Naquele dia, cerca de 2.500 policiais civis e militares, apoiados por helicópteros, drones e blindados, invadiram as favelas conhecidas como Complexos do Alemão e da Penha, no Rio de Janeiro. O episódio foi amplamente divulgado. O governo estadual celebrou o êxito da operação, que resultou na prisão de algumas dezenas de criminosos, na morte de 117 bandidos armados e de cinco policiais. A população, cansada da violência, gostou e reagiu com aplausos estrondosos, acreditando que aquele momento marcaria o início da libertação das comunidades pobres do jugo das facções e das milícias. A esperança foi compreensível. Que seja duradoura.

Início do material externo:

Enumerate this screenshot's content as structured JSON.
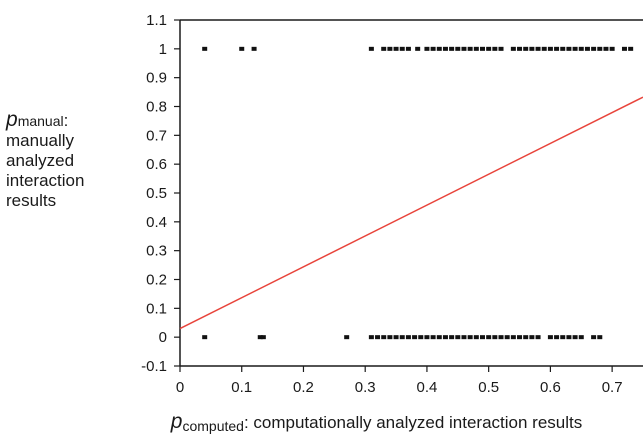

Passados dois meses, o distanciamento permite uma reflexão mais fria. As imagens permanecem gravadas no meu cérebro: quase uma centena de corpos estendidos na praça São Lucas, na Penha, ao amanhecer do dia seguinte. Chocante. Jovens seminus, magros, mulatos ou negros. Pergunto-me: nasceram marginais? Saíram das maternidades com o selo de criminosos em suas certidões? Quero crer que não. O que os conduziu ao submundo? Por que escolheram o crime e não o trabalho honesto?

A resposta é dura. Criados na pobreza, filhos de mães que precisaram trabalhar fora, foram candidatos naturais a creches inexistentes. Cresceram sem escolas atraentes, bem equipadas, capazes de seduzir e cativar. Nem o programa Jovem Aprendiz os alcançou. Cresceram vendo seus pais na informalidade, lutando com dignidade, mas sempre abaixo da linha da pobreza. Esse destino não os seduzia.

Do outro lado, os traficantes os conheciam pelo nome. Ofereciam comida, dinheiro, sonhos. Conquistavam pela roupa de marca, pelo tênis caro, pelas namoradas bonitas. A bandidagem era romantizada. Resistir era quase impossível. Condenar aqueles jovens sem considerar a escassez de caminhos é fingimento, inocência ou descaso.

Pergunto-me: o que faltou? O que deixou de ser feito para que a sociedade disputasse aqueles meninos contra o fascínio enganoso das facções? Não houve disputa. Houve entrega. Não foram cooptados; foram doados às organizações criminosas. Faltou Estado. Estado municipal, estadual e federal. Faltaram políticas públicas de cidadania.

Invasões, prisões e mortes já vimos muitas vezes. Após o choque, a rotina retorna. Os bandidos repõem suas forças com membros cada vez mais jovens. Jacarezinho, 2021: 27 mortos. Penha, 2022: 23 mortos. Salgueiro, 2023: 13 mortos. A história se repete.

Diz-se que não basta invadir; é preciso ocupar e manter policiamento ostensivo. Lembram das UPPs? O resultado foi pífio. Ocupação, sim, mas não apenas de soldados armados. Ocupação de educadores, assistentes sociais, agentes de saúde, sociólogos, artistas. Invasão de cidadania. Ocupação de cidadania. Mais barata que a repressão. Investimento de retorno rápido, pela redução dos custos em segurança, pelo funcionamento de escolas e comércios, pelo trabalho de uma geração liberta da marginalidade.

É escolha das autoridades. Ou isso, ou continuaremos a luta inglória. Continuaremos a assistir políticos vangloriando-se de novos espetáculos dantescos, como o da praça São Lucas. E a população, iludida, aplaudindo a matança de jovens que jamais tiveram chance de viver com dignidade.